4. Pengamat melakukan pengamatan secara teliti terhadap interaksi siswa-siswa, siswa-bahan ajar, siswa-guru, siswa-lingkungan lainnya, dengan menggunakan instrumen pengamatan yang telah disiapkan sebelumnya dan disusun bersama-sama.
5. Pengamat harus dapat belajar dari pembelajaran yang berlangsung dan bukan untuk mengevalusi guru.
6. Pengamat dapat melakukan perekaman melalui video camera atau photo digital untuk keperluan dokumentasi dan bahan analisis lebih lanjut dan kegiatan perekaman tidak mengganggu jalannya proses pembelajaran.
7. Pengamat melakukan pencatatan tentang perilaku belajar siswa selama pembelajaran berlangsung, misalnya tentang komentar atau diskusi siswa dan diusahakan dapat mencantumkan nama siswa yang bersangkutan, terjadinya proses konstruksi pemahaman siswa melalui aktivitas belajar siswa. Catatan dibuat berdasarkan pedoman dan urutan pengalaman belajar siswa yang tercantum dalam RPP.

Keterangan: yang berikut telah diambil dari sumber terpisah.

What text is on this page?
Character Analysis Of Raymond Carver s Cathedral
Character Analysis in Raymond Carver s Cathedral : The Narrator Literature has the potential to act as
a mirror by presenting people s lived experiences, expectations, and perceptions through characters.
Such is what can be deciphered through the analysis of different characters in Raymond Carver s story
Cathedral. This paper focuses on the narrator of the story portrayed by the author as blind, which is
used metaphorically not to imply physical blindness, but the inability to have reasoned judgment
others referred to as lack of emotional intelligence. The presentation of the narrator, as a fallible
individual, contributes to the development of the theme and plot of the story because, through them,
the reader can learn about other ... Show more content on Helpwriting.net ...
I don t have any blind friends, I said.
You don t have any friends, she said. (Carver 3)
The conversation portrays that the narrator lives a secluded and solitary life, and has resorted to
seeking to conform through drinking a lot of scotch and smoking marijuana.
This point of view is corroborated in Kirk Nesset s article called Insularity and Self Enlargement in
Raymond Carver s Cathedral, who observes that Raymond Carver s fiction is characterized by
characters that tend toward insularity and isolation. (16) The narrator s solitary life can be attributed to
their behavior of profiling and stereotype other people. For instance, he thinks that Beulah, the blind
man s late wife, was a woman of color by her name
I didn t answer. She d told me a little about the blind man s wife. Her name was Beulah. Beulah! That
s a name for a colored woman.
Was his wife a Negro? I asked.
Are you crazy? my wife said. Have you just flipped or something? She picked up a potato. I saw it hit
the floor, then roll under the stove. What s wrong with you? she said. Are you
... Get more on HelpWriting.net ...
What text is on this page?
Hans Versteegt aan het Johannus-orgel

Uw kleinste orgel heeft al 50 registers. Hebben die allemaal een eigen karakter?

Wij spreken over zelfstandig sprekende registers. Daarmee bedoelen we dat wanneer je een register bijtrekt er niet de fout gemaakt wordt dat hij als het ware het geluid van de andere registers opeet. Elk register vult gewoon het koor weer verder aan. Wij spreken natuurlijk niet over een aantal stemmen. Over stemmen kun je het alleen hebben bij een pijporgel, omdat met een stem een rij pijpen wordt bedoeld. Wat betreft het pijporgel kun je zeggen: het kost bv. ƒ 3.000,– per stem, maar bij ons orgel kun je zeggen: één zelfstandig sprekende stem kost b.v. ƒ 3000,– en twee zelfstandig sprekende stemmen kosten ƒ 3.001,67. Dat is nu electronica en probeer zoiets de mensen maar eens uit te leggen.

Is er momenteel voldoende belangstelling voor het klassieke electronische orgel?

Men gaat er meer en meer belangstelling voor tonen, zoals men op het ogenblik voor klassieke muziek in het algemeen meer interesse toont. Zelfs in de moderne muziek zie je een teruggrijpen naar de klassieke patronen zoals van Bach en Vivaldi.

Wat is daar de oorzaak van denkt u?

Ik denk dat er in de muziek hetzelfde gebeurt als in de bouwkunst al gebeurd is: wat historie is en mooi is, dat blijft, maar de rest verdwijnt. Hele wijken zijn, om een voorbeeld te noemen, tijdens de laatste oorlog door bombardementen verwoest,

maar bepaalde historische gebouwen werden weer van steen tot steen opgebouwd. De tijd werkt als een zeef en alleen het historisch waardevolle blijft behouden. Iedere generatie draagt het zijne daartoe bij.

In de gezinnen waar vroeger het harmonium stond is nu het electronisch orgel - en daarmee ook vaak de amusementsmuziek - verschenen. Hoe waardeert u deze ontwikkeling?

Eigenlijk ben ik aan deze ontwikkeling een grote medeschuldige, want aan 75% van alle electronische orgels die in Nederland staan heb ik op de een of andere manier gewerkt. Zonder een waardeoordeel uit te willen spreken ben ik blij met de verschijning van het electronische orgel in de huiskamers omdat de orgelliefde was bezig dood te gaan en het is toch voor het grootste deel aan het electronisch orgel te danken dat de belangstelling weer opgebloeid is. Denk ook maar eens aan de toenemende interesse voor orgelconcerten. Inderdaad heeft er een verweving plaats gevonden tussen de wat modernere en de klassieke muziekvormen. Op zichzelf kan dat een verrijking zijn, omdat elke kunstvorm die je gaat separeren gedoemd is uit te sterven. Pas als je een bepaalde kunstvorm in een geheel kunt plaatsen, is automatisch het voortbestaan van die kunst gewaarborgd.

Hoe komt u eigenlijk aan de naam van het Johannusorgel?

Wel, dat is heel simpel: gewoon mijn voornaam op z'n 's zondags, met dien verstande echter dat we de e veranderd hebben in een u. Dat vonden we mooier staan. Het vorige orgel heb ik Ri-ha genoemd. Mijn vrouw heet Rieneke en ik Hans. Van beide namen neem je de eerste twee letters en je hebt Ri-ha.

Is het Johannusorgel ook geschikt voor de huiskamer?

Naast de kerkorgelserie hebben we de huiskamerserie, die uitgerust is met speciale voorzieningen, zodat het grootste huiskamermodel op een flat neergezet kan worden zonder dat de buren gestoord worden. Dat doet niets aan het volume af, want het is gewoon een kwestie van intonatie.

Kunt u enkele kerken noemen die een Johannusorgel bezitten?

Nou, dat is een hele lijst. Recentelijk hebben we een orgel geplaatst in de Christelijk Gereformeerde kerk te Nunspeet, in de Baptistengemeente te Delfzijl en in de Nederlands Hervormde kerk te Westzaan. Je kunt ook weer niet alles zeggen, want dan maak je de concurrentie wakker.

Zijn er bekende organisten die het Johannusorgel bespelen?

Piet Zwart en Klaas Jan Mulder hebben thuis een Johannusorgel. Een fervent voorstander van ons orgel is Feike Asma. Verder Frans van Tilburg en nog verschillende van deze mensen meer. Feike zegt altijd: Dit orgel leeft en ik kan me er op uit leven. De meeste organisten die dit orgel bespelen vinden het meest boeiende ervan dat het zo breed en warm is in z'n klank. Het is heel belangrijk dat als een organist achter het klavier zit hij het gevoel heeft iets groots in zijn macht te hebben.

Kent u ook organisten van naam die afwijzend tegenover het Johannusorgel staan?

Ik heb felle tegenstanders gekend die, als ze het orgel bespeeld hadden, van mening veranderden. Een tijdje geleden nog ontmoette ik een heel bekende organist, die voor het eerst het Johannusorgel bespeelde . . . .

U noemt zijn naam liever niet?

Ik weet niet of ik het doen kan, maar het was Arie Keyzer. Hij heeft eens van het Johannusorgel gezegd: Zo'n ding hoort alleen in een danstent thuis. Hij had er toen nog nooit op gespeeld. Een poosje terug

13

3. Tahapan Refleksi (Check)
Tahapan ketiga merupakan tahapan yang sangat penting karena upaya perbaikan proses pembelajaran selanjutnya akan bergantung dari ketajaman analisis para perserta berdasarkan pengamatan terhadap pelaksanaan pembelajaran yang telah dilaksanakan. Kegiatan refleksi dilakukan dalam bentuk diskusi yang diikuti seluruh peserta Lesson Study yang dipandu oleh kepala sekolah atau peserta lainnya yang ditunjuk. Diskusi dimulai dari penyampaian kesan-kesan guru yang telah mempraktikkan pembelajaran, dengan menyampaikan komentar atau kesan umum maupun kesan khusus atas proses pembelajaran yang dilakukannya, misalnya mengenai kesulitan dan permasalahan yang dirasakan dalam menjalankan RPP yang telah disusun.
Selanjutnya, semua pengamat menyampaikan tanggapan atau saran secara bijak terhadap proses pembelajaran yang telah dilaksanakan (bukan terhadap guru yang bersangkutan). Dalam menyampaikan saran-saranya, pengamat harus didukung oleh bukti-bukti yang diperoleh dari hasil pengamatan, tidak berdasarkan opininya. Berbagai pembicaraan yang berkembang dalam diskusi dapat dijadikan umpan balik bagi seluruh peserta untuk kepentingan perbaikan atau peningkatan proses pembelajaran. Oleh karena itu, sebaiknya seluruh peserta pun memiliki catatan-catatan pembicaraan yang berlangsung dalam diskusi.
4. Tahapan Tindak Lanjut (Act)
Dari hasil refleksi dapat diperoleh sejumlah pengetahuan baru atau keputusan-keputusan penting guna perbaikan dan peningkatan proses pembelajaran, baik pada tataran indiividual, maupun menajerial.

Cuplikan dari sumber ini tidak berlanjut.